Commentaires sur Angoisse (Experiment Perilous) (1944) de Jacques Tourneur

    chaud effroi

    J'ai vu ce film il y a un bail et j'eus comme vous une impression mitigée. Pas très effrayant, ni vraiment angoissant. Un petit Tourneur qui se regarde juste parce que c'est Jacques.

    Posté par princécranoir, 19 septembre 2010 à 16:14 | | Répondre
  • z'avez rien pigé

    Film du plus haut intérêt, classé à tort dans la catégorie fantastique alors qu'il s'agit d'une étude de moeurs pointue. On trouve là la première étude au cinéma du psychopathe dangereux, identifié de nos jours comme pervers narcissique. Portez-vous à la définition du PN sur le web, aux analyses sur son comportement de vampire de la personnalité de l'autre, de destructeur capable d'aller jusqu'au bout et de tuer.
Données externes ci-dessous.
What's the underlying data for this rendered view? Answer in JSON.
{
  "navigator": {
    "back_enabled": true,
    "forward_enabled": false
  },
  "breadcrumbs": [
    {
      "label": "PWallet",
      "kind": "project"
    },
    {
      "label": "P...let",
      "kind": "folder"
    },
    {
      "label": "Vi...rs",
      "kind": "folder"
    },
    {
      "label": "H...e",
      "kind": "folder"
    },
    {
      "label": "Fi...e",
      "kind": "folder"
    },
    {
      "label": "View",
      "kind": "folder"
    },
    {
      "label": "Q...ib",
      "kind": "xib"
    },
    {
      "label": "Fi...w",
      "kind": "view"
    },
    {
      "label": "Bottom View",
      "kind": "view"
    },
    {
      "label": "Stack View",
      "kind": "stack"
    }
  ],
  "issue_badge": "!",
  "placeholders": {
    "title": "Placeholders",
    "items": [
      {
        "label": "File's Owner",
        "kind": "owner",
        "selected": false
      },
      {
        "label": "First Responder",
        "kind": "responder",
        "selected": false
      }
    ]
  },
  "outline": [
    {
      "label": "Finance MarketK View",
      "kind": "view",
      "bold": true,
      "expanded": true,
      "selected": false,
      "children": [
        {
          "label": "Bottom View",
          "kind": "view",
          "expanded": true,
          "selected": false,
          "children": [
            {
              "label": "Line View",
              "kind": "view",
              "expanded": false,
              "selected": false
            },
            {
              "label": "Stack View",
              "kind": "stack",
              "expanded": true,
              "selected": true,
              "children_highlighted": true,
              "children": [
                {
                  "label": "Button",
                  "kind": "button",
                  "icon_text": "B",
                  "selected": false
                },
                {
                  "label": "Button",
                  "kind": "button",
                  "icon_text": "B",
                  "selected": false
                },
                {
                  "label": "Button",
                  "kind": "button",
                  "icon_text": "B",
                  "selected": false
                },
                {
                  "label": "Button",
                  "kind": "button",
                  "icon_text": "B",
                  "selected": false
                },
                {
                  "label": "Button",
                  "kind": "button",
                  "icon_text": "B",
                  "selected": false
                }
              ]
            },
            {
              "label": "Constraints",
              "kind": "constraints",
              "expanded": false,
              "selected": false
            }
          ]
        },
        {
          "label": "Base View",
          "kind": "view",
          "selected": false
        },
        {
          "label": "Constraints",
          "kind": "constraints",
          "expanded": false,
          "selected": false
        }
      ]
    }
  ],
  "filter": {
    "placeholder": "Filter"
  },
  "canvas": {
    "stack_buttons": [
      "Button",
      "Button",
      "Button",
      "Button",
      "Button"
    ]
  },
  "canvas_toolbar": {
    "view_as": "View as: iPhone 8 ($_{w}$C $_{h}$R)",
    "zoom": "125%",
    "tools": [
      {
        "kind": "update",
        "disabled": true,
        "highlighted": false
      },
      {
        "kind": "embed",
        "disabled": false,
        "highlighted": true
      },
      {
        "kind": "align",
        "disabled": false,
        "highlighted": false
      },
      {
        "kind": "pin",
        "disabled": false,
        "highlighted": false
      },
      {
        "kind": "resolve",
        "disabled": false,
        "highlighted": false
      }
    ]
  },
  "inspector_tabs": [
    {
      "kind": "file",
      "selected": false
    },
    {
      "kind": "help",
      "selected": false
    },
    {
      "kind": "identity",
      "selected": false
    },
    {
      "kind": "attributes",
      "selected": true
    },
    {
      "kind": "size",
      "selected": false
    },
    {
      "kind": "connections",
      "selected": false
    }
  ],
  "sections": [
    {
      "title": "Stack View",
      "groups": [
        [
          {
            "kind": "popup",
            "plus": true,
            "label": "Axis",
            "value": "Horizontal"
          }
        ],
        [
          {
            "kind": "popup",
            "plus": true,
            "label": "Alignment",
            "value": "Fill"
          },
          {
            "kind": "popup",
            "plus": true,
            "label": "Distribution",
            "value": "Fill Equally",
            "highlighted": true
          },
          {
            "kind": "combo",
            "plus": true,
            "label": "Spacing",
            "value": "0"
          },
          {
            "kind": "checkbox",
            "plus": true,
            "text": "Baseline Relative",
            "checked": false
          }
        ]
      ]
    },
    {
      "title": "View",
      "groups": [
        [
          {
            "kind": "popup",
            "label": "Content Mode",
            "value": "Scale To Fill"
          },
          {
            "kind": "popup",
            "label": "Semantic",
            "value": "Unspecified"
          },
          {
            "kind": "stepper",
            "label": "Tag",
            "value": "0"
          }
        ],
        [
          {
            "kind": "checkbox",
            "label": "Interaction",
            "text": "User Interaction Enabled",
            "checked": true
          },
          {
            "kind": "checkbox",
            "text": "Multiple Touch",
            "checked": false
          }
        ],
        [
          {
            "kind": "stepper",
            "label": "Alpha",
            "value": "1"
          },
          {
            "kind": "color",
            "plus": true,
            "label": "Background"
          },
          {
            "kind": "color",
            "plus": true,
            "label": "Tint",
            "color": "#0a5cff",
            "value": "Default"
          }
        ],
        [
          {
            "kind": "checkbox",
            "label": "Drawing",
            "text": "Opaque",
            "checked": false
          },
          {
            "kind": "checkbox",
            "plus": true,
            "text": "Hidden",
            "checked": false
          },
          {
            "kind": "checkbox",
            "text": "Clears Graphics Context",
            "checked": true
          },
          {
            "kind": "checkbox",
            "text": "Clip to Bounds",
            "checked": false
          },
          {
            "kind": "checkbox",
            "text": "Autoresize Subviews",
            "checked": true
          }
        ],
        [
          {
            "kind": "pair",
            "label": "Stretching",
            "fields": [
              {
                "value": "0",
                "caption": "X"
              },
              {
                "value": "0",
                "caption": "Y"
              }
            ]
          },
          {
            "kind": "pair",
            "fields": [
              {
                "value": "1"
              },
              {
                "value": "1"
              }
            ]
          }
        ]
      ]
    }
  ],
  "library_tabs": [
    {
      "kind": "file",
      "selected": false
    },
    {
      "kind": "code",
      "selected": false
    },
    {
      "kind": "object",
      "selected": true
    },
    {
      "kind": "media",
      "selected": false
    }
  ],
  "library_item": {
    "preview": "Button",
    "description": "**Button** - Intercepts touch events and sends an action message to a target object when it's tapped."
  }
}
Jamais le film n'est ennuyeux si vous gardez en mémoire la typologie de ce fou si peu connu et difficilement identifiable si on n'est point éclairé sur le sujet. Revoyez le film, et comparez le à celui de RW Fassbinder "Martha", décoiffant le génie de Tourneur.

    Posté par roche, 09 avril 2012 à 16:34 | | Répondre
  • zychopathe

    Merci Roche de votre commentaire sur ce film (décidément, concernant le gars Jacques Tourneur, c'est ma fête...)et sur "l'éclairage clinique" de la personnalité lézardée de ce psychopathe. J'ai peur toutefois que cela ne bouleverse point ma vision du film... mais sait-on jamais, lors d'une prochaine vision... Au plaisir en tout cas de vous lire.